This is the shirt I will wear!


----------



## brendandonhu (Jul 8, 2002)

Whoa...did I just post that message before you, after you? Or did you delete your post?


----------



## gotrootdude (Feb 19, 2003)

Had to resize and capitalize Christmas...  
I am not a person who takes abuse well. That's why I'm vice president at my job.


----------



## chalky (Oct 8, 2001)

mailed them root...a long and lengthy one...


----------



## buddhafabio (Aug 5, 2002)

> _Originally posted by gotrootdude:_
> *Had to resize and capitalize Christmas...
> I am not a person who takes abuse well. That's why I'm vice president at my job. *


and the president being your wife


----------



## It Wasn't me (Nov 11, 2003)

As brendandonhu said their Rebate system sucks.
After buying a computer from them and mailing back and forth the receipts and info they wanted The Rebate never did show up and It's been 3 years. I just got sick of dealing with them and gave up.

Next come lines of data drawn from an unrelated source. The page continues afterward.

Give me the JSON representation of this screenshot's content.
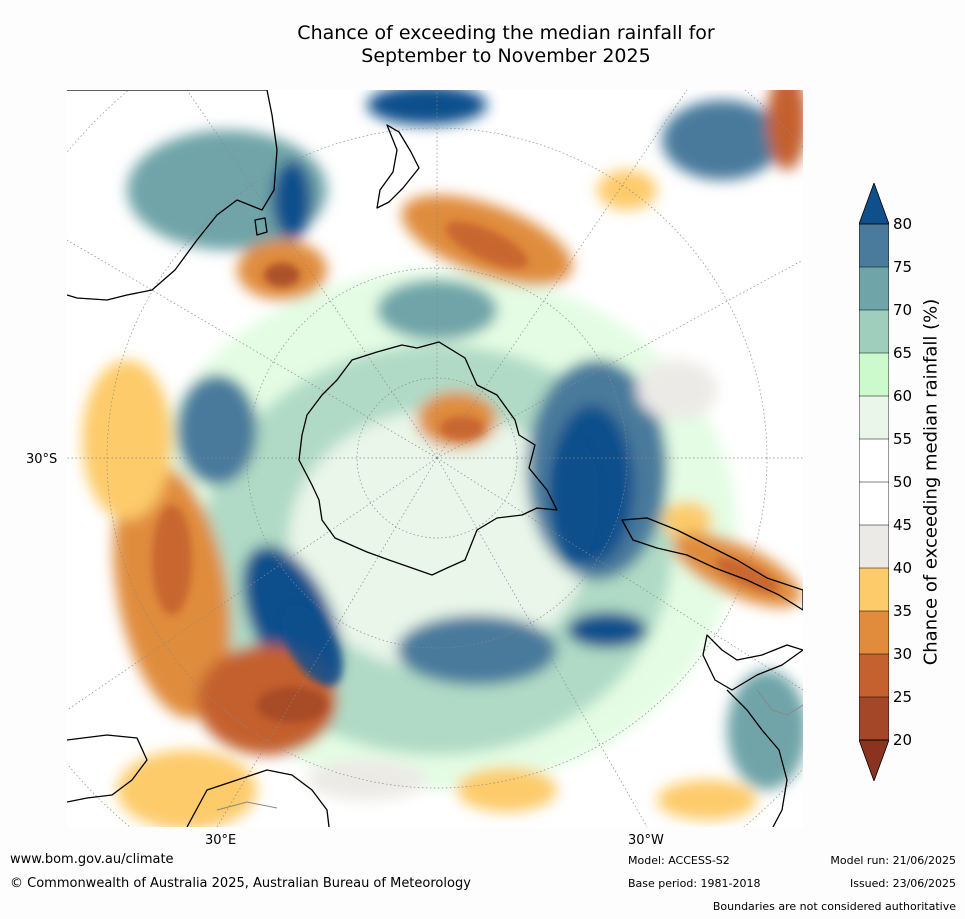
{
  "title_line1": "Chance of exceeding the median rainfall for",
  "title_line2": "September to November 2025",
  "labels": {
    "lat_30s": "30°S",
    "lon_30e": "30°E",
    "lon_30w": "30°W"
  },
  "colorbar": {
    "title": "Chance of exceeding median rainfall (%)",
    "ticks": [
      "80",
      "75",
      "70",
      "65",
      "60",
      "55",
      "50",
      "45",
      "40",
      "35",
      "30",
      "25",
      "20"
    ],
    "colors": [
      "#0e4f8c",
      "#4a7a9c",
      "#6fa4a8",
      "#9fcfbc",
      "#cdfacd",
      "#e9f6e9",
      "#ffffff",
      "#ffffff",
      "#eceae6",
      "#fdcb6a",
      "#e08c3c",
      "#c4612f",
      "#a34728",
      "#8c3220"
    ]
  },
  "footer": {
    "website": "www.bom.gov.au/climate",
    "copyright": "© Commonwealth of Australia 2025, Australian Bureau of Meteorology",
    "model": "Model: ACCESS-S2",
    "base_period": "Base period: 1981-2018",
    "model_run": "Model run: 21/06/2025",
    "issued": "Issued: 23/06/2025",
    "disclaimer": "Boundaries are not considered authoritative"
  }
}
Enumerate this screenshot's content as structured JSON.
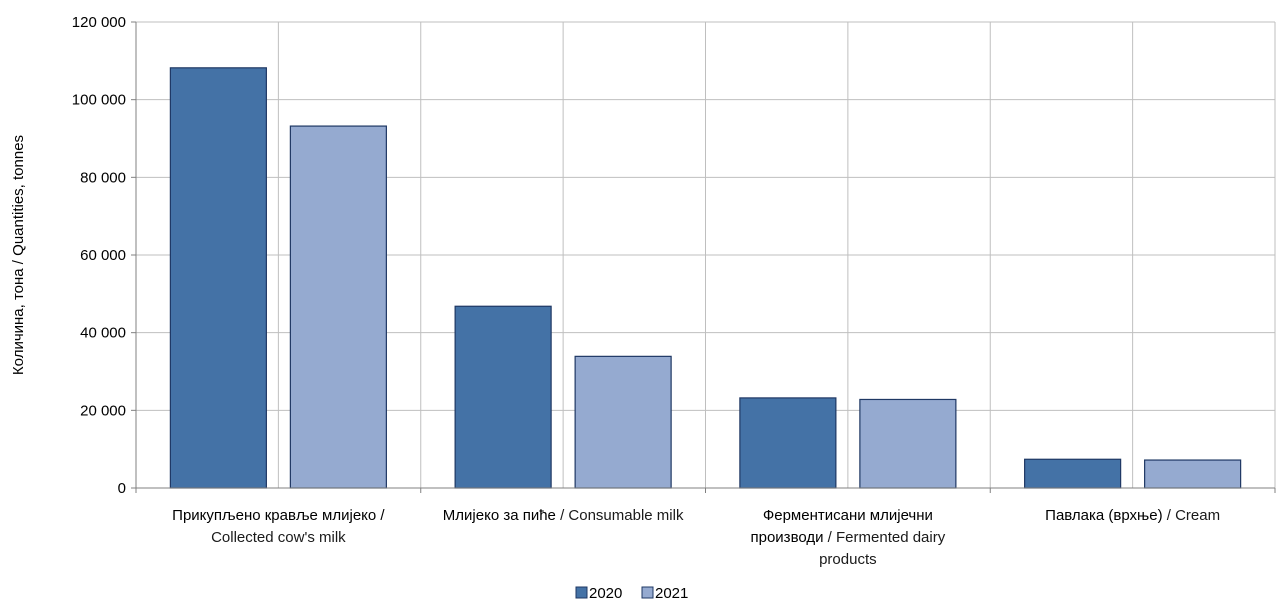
{
  "chart_data": {
    "type": "bar",
    "categories": [
      "Прикупљено кравље млијеко / Collected cow's milk",
      "Млијеко за пиће / Consumable milk",
      "Ферментисани млијечни производи / Fermented dairy products",
      "Павлака (врхње) / Cream"
    ],
    "category_label_lines": [
      [
        [
          {
            "text": "Прикупљено кравље млијеко /",
            "serbian": true
          }
        ],
        [
          {
            "text": "Collected cow's milk",
            "serbian": false
          }
        ]
      ],
      [
        [
          {
            "text": "Млијеко за пиће",
            "serbian": true
          },
          {
            "text": " / Consumable milk",
            "serbian": false
          }
        ]
      ],
      [
        [
          {
            "text": "Ферментисани млијечни",
            "serbian": true
          }
        ],
        [
          {
            "text": "производи",
            "serbian": true
          },
          {
            "text": " / Fermented dairy",
            "serbian": false
          }
        ],
        [
          {
            "text": "products",
            "serbian": false
          }
        ]
      ],
      [
        [
          {
            "text": "Павлака (врхње)",
            "serbian": true
          },
          {
            "text": " / Cream",
            "serbian": false
          }
        ]
      ]
    ],
    "series": [
      {
        "name": "2020",
        "values": [
          108200,
          46800,
          23200,
          7400
        ],
        "color": "#4472a6"
      },
      {
        "name": "2021",
        "values": [
          93200,
          33900,
          22800,
          7200
        ],
        "color": "#95aad0"
      }
    ],
    "ylabel": "Количина, тона / Quantities, tonnes",
    "ylim": [
      0,
      120000
    ],
    "yticks": [
      0,
      20000,
      40000,
      60000,
      80000,
      100000,
      120000
    ],
    "ytick_labels": [
      "0",
      "20 000",
      "40 000",
      "60 000",
      "80 000",
      "100 000",
      "120 000"
    ],
    "grid": true,
    "legend_position": "bottom-center",
    "bar_outline_color": "#1f3864",
    "grid_color": "#bfbfbf",
    "axis_color": "#808080"
  }
}
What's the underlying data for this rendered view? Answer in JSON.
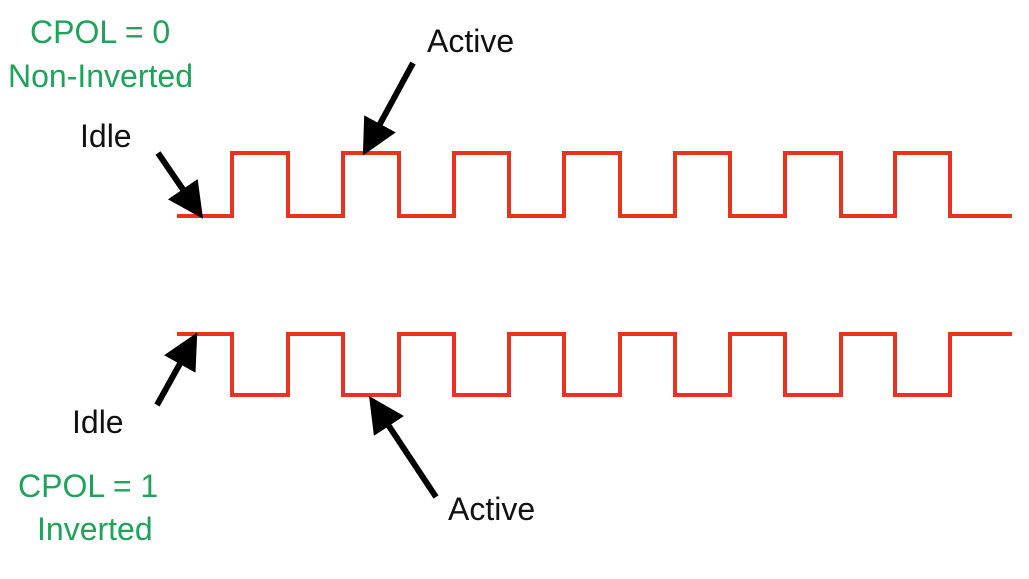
{
  "diagram": {
    "top": {
      "title_line1": "CPOL = 0",
      "title_line2": "Non-Inverted",
      "idle_label": "Idle",
      "active_label": "Active"
    },
    "bottom": {
      "title_line1": "CPOL = 1",
      "title_line2": "Inverted",
      "idle_label": "Idle",
      "active_label": "Active"
    },
    "colors": {
      "signal": "#e8331f",
      "title_text": "#1ea35a",
      "label_text": "#111111",
      "arrow": "#000000"
    },
    "pulse_count": 7
  }
}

But maybe thats what BestBuy counts on.:down:


----------



## sleekluxury (Oct 5, 2003)

Go with:
Fry's Electronics
Circuit City
CompUSA
EB Games
But don't go with Best Buy!!!


----------



## sdogg45 (Apr 16, 2001)

hey guys, i am a fellow bestbuy-hater. my experience wasnt really mine, it was my friend's. he had them install a new stereo and speaker system for his car which required them to redo the speaker wiring. everything worked and was fine. except when my friend noticed how they wired the speakers. instead of securing the speaker wire (that runs from the dash to the rear speakers) under the carpet or car molding, they drilled a 1" diameter hole trough the bottom of the car near the front dash, ran the wire through this hole, under and outside of the car, all the way back to the rear and then back inside the car through another drilled hole at the rear of the car. when you looked under the car, you could see this wire hanging, almost dragging on the ground. also, you could see the pavement through the hole drilled at the front which also allowed for rain water to enter the car. my friend was pissed and has not yet heard a response from Butt Beaters, i mean Best Buy.


----------



## sleekluxury (Oct 5, 2003)

Dude that sux, i would get so pissed of if they did that to any wiring in any car that i would have!!! Of course all my wiring will probably be done at West Coast Customs


----------



## beetlejuice (Aug 4, 2003)

my experience with them has been a nightmare. i got a digital camera for christmas, i had the receipt and everything. all the stuff was in the box, except the mising software that was supposed to be in it. so i couldnt down load it to my comp. so i went there with the receipt went over to the camra desk place, looked to see if they had the camra in stock witch they did. so after waitng a half an hour for this EDITED OUT PROFANITY BY ACACANDY to assist me, he says yould have to see the "costomer servise". so i waite in that line for 20 minutes. so by now im already pissed. i ask the lady if i can get a exchange because this USED camera is missing some software. she says we dont take exchanges on "open" itims. i told here this is how i got it for christmas. she said i can order the soft ware for you if you like, imwas like no and i walked out. so i drove all the way into boston becasue that the the next nearest best buy. gave me the same bull except this guy could give me the software from another camera. then after thats all done he says to me, can i burn you a copy of this cd so i can keep this one with the orignal package? i sware i was gonna jump over the counter and give him a backhander. best buy is the best scame ever. i got a 15$ gift certificate to best buy for christmas this year. ill probably just buy some bateries or somethin. ill pray that the wont be used, LOL. but if your makin them shirts ill buy one off ya and pay shipping and ill wear it when i go. only its a little cold out ill have to wear it over my sweat shirt. LOL that place is full of scammers. its funny how ALL of them are like this. usually they are run by different manegers and stuff. LOL, i couldnt stop laughin about your friends car speaker "instalation". lol take care


----------



## ~Candy~ (Jan 27, 2001)

BJ, I edited out the profanity in your above post, please refrain from using that type of language on this site.


----------



## buddhafabio (Aug 5, 2002)

> _Originally posted by sleekluxury:_
> *Dude that sux, i would get so pissed of if they did that to any wiring in any car that i would have!!! Of course all my wiring will probably be done at West Coast Customs  *


according to your profile you are 15 do you even have a car yet


----------



## TeknoSiS (Jan 11, 2004)

Yeah. I too bought a computer from Best Buy... it's like, once it hits the stuffy air of the inside of the store, half the parts die immediately.


----------